Today Gant unveiled its new fall marketing campaign. Back in the spring, when the campaign was prepared, Ivy Style was invited to tag along as the company descended on the Yale campus.

It’s all part of Gant’s continued interest in connecting with its roots. Founded in 1949 as a shirt manufacturer in New Haven, CT, the company is now an international brand: Swiss-owned, headquartered in Sweden, and with stores in 73 countries. Despite its cosmopolitan profile, Gant remains attached to its earlier days. A little more than a year ago the company opened a New Haven store in an historic menswear building only a stone’s throw from the Yale campus. More recently, it launched a batch of limited-edition Yale Co-op button-down shirts, which pay homage to the company’s bygone days, when Marty and Eliot Gant sold their wares at the Yale campus store.

In order to show off its storied New Haven history, Gant asked seven current Yalies—mostly graduate students—to don the brand’s Co-op shirts, and lead photography and film crews to their favorite Yale locales. The shoot also features three new fabrications: a wool version called the Gantella, along with some gingham and poplin ones. “Our most popular Yale Co-op shirt is the oxford,” says David Arbuthot, the CEO of Gant USA, “but the poplin offers a crisper, cleaner alternative to it.”

I arrived for the shoot at midday, when the crew was just polishing off lunch. Before we headed to the first location, I chatted with the Swedish team in their makeshift headquarters, a giant motorhome parked on campus. Inside, a preppy crew of Swedes was busy styling two Yale students, who were trying their hands at modeling for the first time.

Lina Appelgren, a representative of Gant’s public relations team, kindly showed me a few of the forthcoming Yale Co-op shirts. Like the earlier models, their short tails, slimmer fits, and alpha sizing demonstrate that these are not aimed at Ivy purists. For the neo-preppy set, however, the button-downs have much to recommend them: deliciously soft fabric (especially for the wool Gantella numbers), and some nice Ivy details, such as a locker loop and a back collar button. Though devotees of Mercer & Sons will likely give the shirts a pass, those enamored of Ralph Lauren’s Rugby and J. Crew should check them out.
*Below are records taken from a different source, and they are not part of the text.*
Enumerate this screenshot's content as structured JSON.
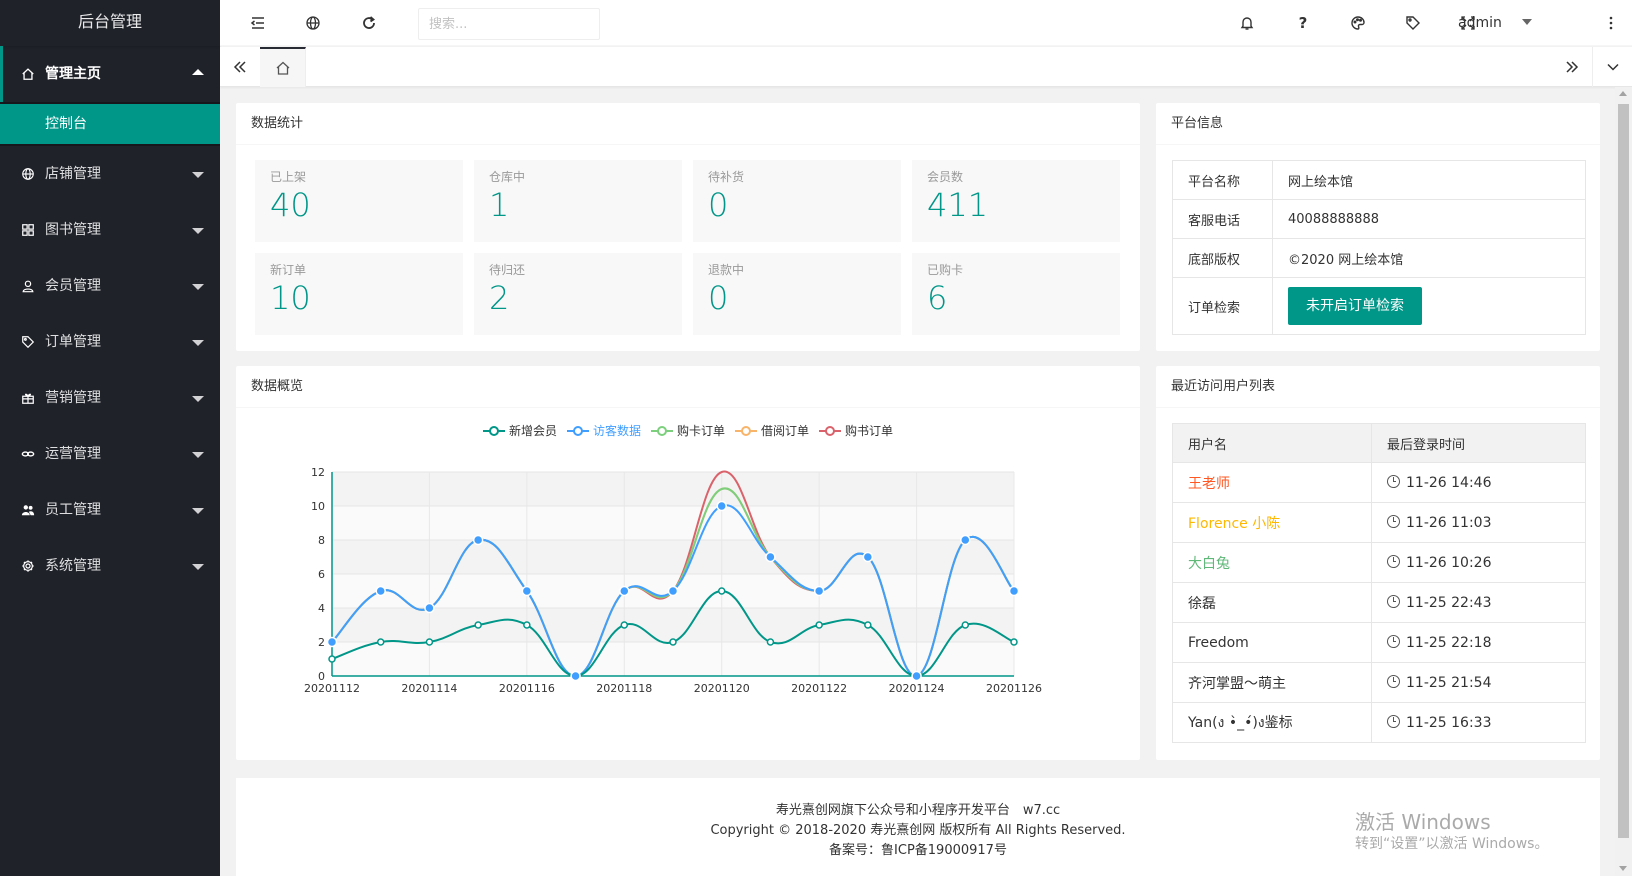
{
  "app": {
    "title": "后台管理"
  },
  "sidebar": {
    "items": [
      {
        "label": "管理主页",
        "icon": "home-icon",
        "open": true,
        "sub": [
          "控制台"
        ]
      },
      {
        "label": "店铺管理",
        "icon": "globe-icon"
      },
      {
        "label": "图书管理",
        "icon": "apps-icon"
      },
      {
        "label": "会员管理",
        "icon": "user-icon"
      },
      {
        "label": "订单管理",
        "icon": "tag-icon"
      },
      {
        "label": "营销管理",
        "icon": "gift-icon"
      },
      {
        "label": "运营管理",
        "icon": "link-icon"
      },
      {
        "label": "员工管理",
        "icon": "group-icon"
      },
      {
        "label": "系统管理",
        "icon": "settings-icon"
      }
    ]
  },
  "header": {
    "search_placeholder": "搜索...",
    "help_label": "?",
    "user": "admin"
  },
  "stats": {
    "title": "数据统计",
    "items": [
      {
        "label": "已上架",
        "value": "40"
      },
      {
        "label": "仓库中",
        "value": "1"
      },
      {
        "label": "待补货",
        "value": "0"
      },
      {
        "label": "会员数",
        "value": "411"
      },
      {
        "label": "新订单",
        "value": "10"
      },
      {
        "label": "待归还",
        "value": "2"
      },
      {
        "label": "退款中",
        "value": "0"
      },
      {
        "label": "已购卡",
        "value": "6"
      }
    ]
  },
  "platform": {
    "title": "平台信息",
    "rows": [
      {
        "key": "平台名称",
        "value": "网上绘本馆"
      },
      {
        "key": "客服电话",
        "value": "40088888888"
      },
      {
        "key": "底部版权",
        "value": "©2020 网上绘本馆"
      },
      {
        "key": "订单检索",
        "button": "未开启订单检索"
      }
    ]
  },
  "overview": {
    "title": "数据概览"
  },
  "chart_data": {
    "type": "line",
    "categories": [
      "20201112",
      "20201113",
      "20201114",
      "20201115",
      "20201116",
      "20201117",
      "20201118",
      "20201119",
      "20201120",
      "20201121",
      "20201122",
      "20201123",
      "20201124",
      "20201125",
      "20201126"
    ],
    "x_tick_labels": [
      "20201112",
      "20201114",
      "20201116",
      "20201118",
      "20201120",
      "20201122",
      "20201124",
      "20201126"
    ],
    "y_ticks": [
      0,
      2,
      4,
      6,
      8,
      10,
      12
    ],
    "ylim": [
      0,
      12
    ],
    "smooth": true,
    "grid": true,
    "legend_position": "top-center",
    "series": [
      {
        "name": "新增会员",
        "color": "#009688",
        "values": [
          1,
          2,
          2,
          3,
          3,
          0,
          3,
          2,
          5,
          2,
          3,
          3,
          0,
          3,
          2
        ]
      },
      {
        "name": "访客数据",
        "color": "#409eff",
        "highlight": true,
        "values": [
          2,
          5,
          4,
          8,
          5,
          0,
          5,
          5,
          10,
          7,
          5,
          7,
          0,
          8,
          5
        ]
      },
      {
        "name": "购卡订单",
        "color": "#7ccf7c",
        "values": [
          2,
          5,
          4,
          8,
          5,
          0,
          5,
          5,
          11,
          7,
          5,
          7,
          0,
          8,
          5
        ]
      },
      {
        "name": "借阅订单",
        "color": "#f7b46a",
        "values": [
          2,
          5,
          4,
          8,
          5,
          0,
          5,
          5,
          11,
          7,
          5,
          7,
          0,
          8,
          5
        ]
      },
      {
        "name": "购书订单",
        "color": "#d9626b",
        "values": [
          2,
          5,
          4,
          8,
          5,
          0,
          5,
          5,
          12,
          7,
          5,
          7,
          0,
          8,
          5
        ]
      }
    ]
  },
  "recent_users": {
    "title": "最近访问用户列表",
    "columns": [
      "用户名",
      "最后登录时间"
    ],
    "rows": [
      {
        "name": "王老师",
        "time": "11-26 14:46",
        "color": "#ff5722"
      },
      {
        "name": "Florence 小陈",
        "time": "11-26 11:03",
        "color": "#ffb800"
      },
      {
        "name": "大白兔",
        "time": "11-26 10:26",
        "color": "#5fb878"
      },
      {
        "name": "徐磊",
        "time": "11-25 22:43",
        "color": "#333333"
      },
      {
        "name": "Freedom",
        "time": "11-25 22:18",
        "color": "#333333"
      },
      {
        "name": "齐河掌盟～萌主",
        "time": "11-25 21:54",
        "color": "#333333"
      },
      {
        "name": "Yan(ง •̀_•́)ง鉴标",
        "time": "11-25 16:33",
        "color": "#333333"
      }
    ]
  },
  "footer": {
    "line1": "寿光熹创网旗下公众号和小程序开发平台　w7.cc",
    "line2": "Copyright © 2018-2020 寿光熹创网 版权所有 All Rights Reserved.",
    "line3": "备案号：鲁ICP备19000917号"
  },
  "watermark": {
    "line1": "激活 Windows",
    "line2": "转到“设置”以激活 Windows。"
  },
  "colors": {
    "accent": "#009688",
    "sidebar_bg": "#20222a"
  }
}
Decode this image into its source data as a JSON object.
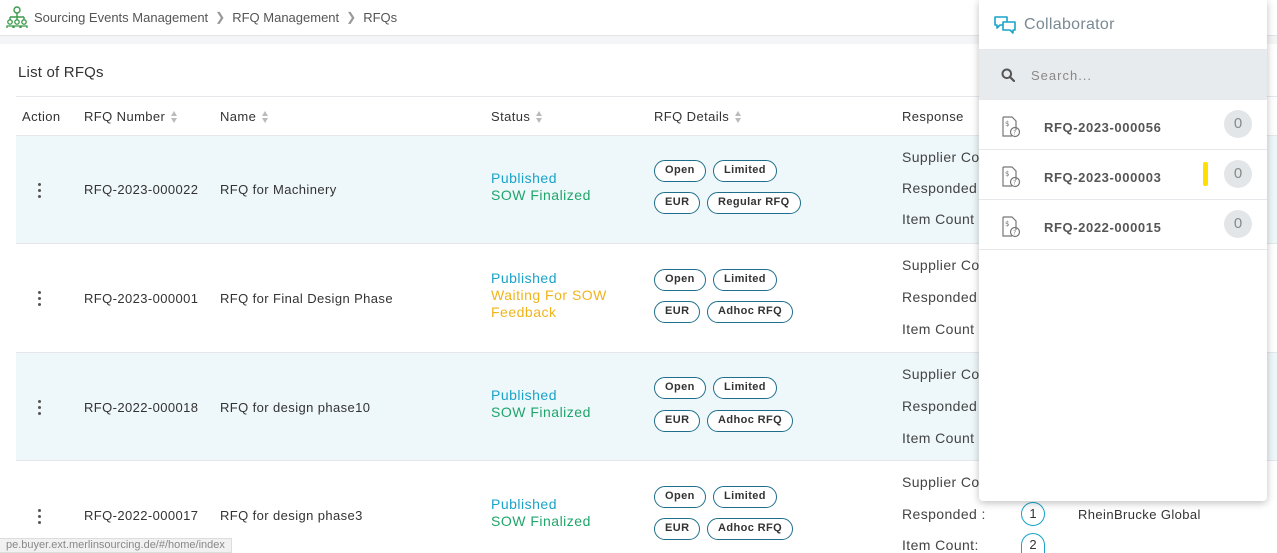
{
  "breadcrumb": [
    "Sourcing Events Management",
    "RFQ Management",
    "RFQs"
  ],
  "list_title": "List of RFQs",
  "columns": {
    "action": "Action",
    "rfq_number": "RFQ Number",
    "name": "Name",
    "status": "Status",
    "rfq_details": "RFQ Details",
    "response": "Response"
  },
  "rows": [
    {
      "number": "RFQ-2023-000022",
      "name": "RFQ for Machinery",
      "status1": "Published",
      "status2": "SOW Finalized",
      "tags": [
        "Open",
        "Limited",
        "EUR",
        "Regular RFQ"
      ],
      "resp": [
        "Supplier Co",
        "Responded",
        "Item Count"
      ]
    },
    {
      "number": "RFQ-2023-000001",
      "name": "RFQ for Final Design Phase",
      "status1": "Published",
      "status2a": "Waiting For SOW",
      "status2b": "Feedback",
      "tags": [
        "Open",
        "Limited",
        "EUR",
        "Adhoc RFQ"
      ],
      "resp": [
        "Supplier Co",
        "Responded",
        "Item Count"
      ]
    },
    {
      "number": "RFQ-2022-000018",
      "name": "RFQ for design phase10",
      "status1": "Published",
      "status2": "SOW Finalized",
      "tags": [
        "Open",
        "Limited",
        "EUR",
        "Adhoc RFQ"
      ],
      "resp": [
        "Supplier Co",
        "Responded",
        "Item Count"
      ]
    },
    {
      "number": "RFQ-2022-000017",
      "name": "RFQ for design phase3",
      "status1": "Published",
      "status2": "SOW Finalized",
      "tags": [
        "Open",
        "Limited",
        "EUR",
        "Adhoc RFQ"
      ],
      "resp": [
        "Supplier Co",
        "Responded :",
        "Item Count:"
      ],
      "responded_count": "1",
      "item_count": "2",
      "supplier_name": "RheinBrucke Global"
    }
  ],
  "status_url": "pe.buyer.ext.merlinsourcing.de/#/home/index",
  "collaborator": {
    "title": "Collaborator",
    "search_placeholder": "Search...",
    "items": [
      {
        "label": "RFQ-2023-000056",
        "count": "0"
      },
      {
        "label": "RFQ-2023-000003",
        "count": "0"
      },
      {
        "label": "RFQ-2022-000015",
        "count": "0"
      }
    ]
  },
  "colors": {
    "accent": "#1aa3c8",
    "sow": "#1fa56a",
    "waiting": "#f0b41c",
    "tag_border": "#1e6e8c",
    "highlight": "#ffe000"
  }
}
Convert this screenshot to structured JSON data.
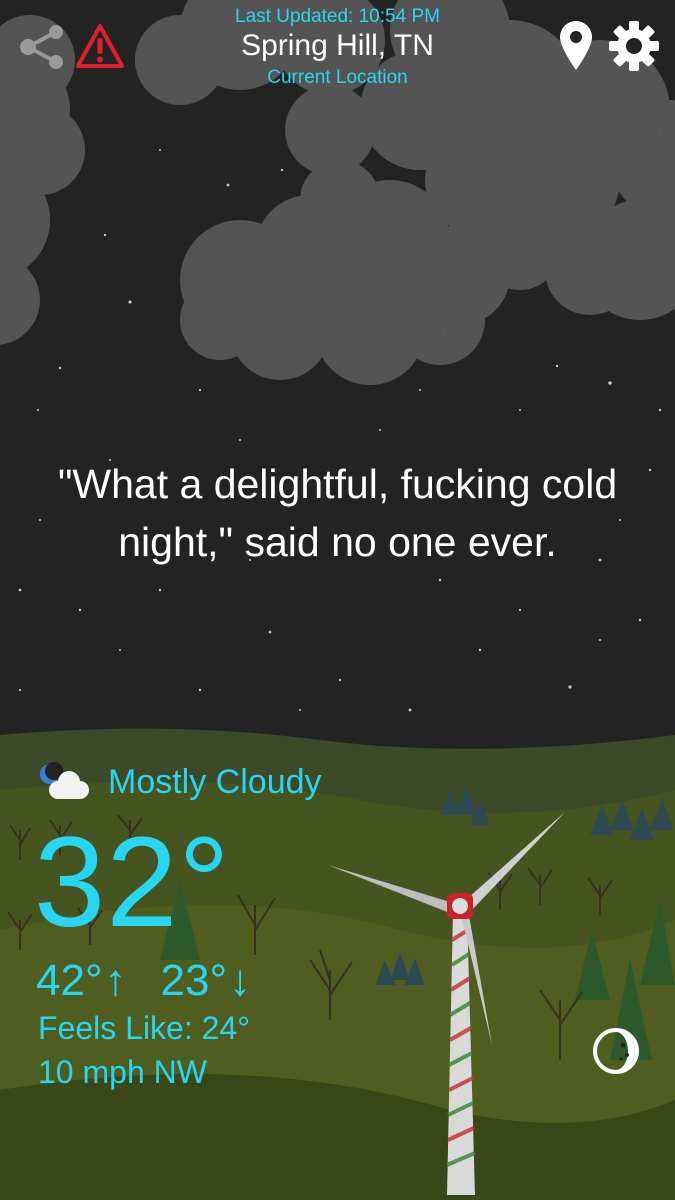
{
  "header": {
    "last_updated": "Last Updated: 10:54 PM",
    "location": "Spring Hill, TN",
    "location_sub": "Current Location"
  },
  "toolbar": {
    "share_icon": "share-icon",
    "alert_icon": "warning-triangle-icon",
    "location_icon": "map-pin-icon",
    "settings_icon": "gear-icon"
  },
  "quote": "\"What a delightful, fucking cold night,\" said no one ever.",
  "weather": {
    "condition": "Mostly Cloudy",
    "condition_icon": "moon-cloud-icon",
    "temperature": "32°",
    "high": "42°",
    "high_arrow": "↑",
    "low": "23°",
    "low_arrow": "↓",
    "feels_like": "Feels Like: 24°",
    "wind": "10 mph NW"
  },
  "moon_phase_icon": "moon-phase-icon",
  "colors": {
    "accent": "#27d6f2",
    "sky": "#232324",
    "cloud": "#5a5a5a",
    "hill_far": "#3e4a26",
    "hill_near": "#4a5a22",
    "alert_red": "#e0202a"
  }
}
Soon we were off to Sterling Memorial Library, where nattily dressed architecture graduate student Cortez Crosby was showing off a white oxford for the camera. Nearby, a film crew shot Karl Schmeck, another architecture grad, while he pretended to study in a toggle coat and Co-op tattersall.

Then it was off to Yale’s Ingalls hockey rink, the favorite building of Vincent Calabro, one of Cortez’s and Karl’s colleagues in architecture. While stylist Peter Reuterwald fussed with Vincent’s attire in the stands, the Yale hockey team practiced on the ice below. Minutes later Matt Davis, a graduate student in paleontology, led us to the Hall of Graduate Studies’ common room, where he modeled yet another Yale Co-op shirt, along with chinos, D-ring belt, and tweed cap.

Overall, the shoot allowed for some interesting cultural interplay. Here was an unmistakably Swedish crew wandering around an Ivy League campus, bent on promoting their company’s New Haven pedigree. Peter Reuterwald assured me that there’s a growing obsession with preppy American attire on the Continent. And he seemed like the perfect embodiment of this fixation: Between shots, he waxed eloquently about American fashion blogs and Allen Edmonds loafers.

Meanwhile, we strolled around Yale’s neo-Gothic architecture, a testament to America’s obsession with imitating Europe. The grass, I suppose, is always greener on the other side of the pond. — ERIC ADLER

Eric Adler is an assistant professor in the classics department at Connecticut College. He lives in New Haven.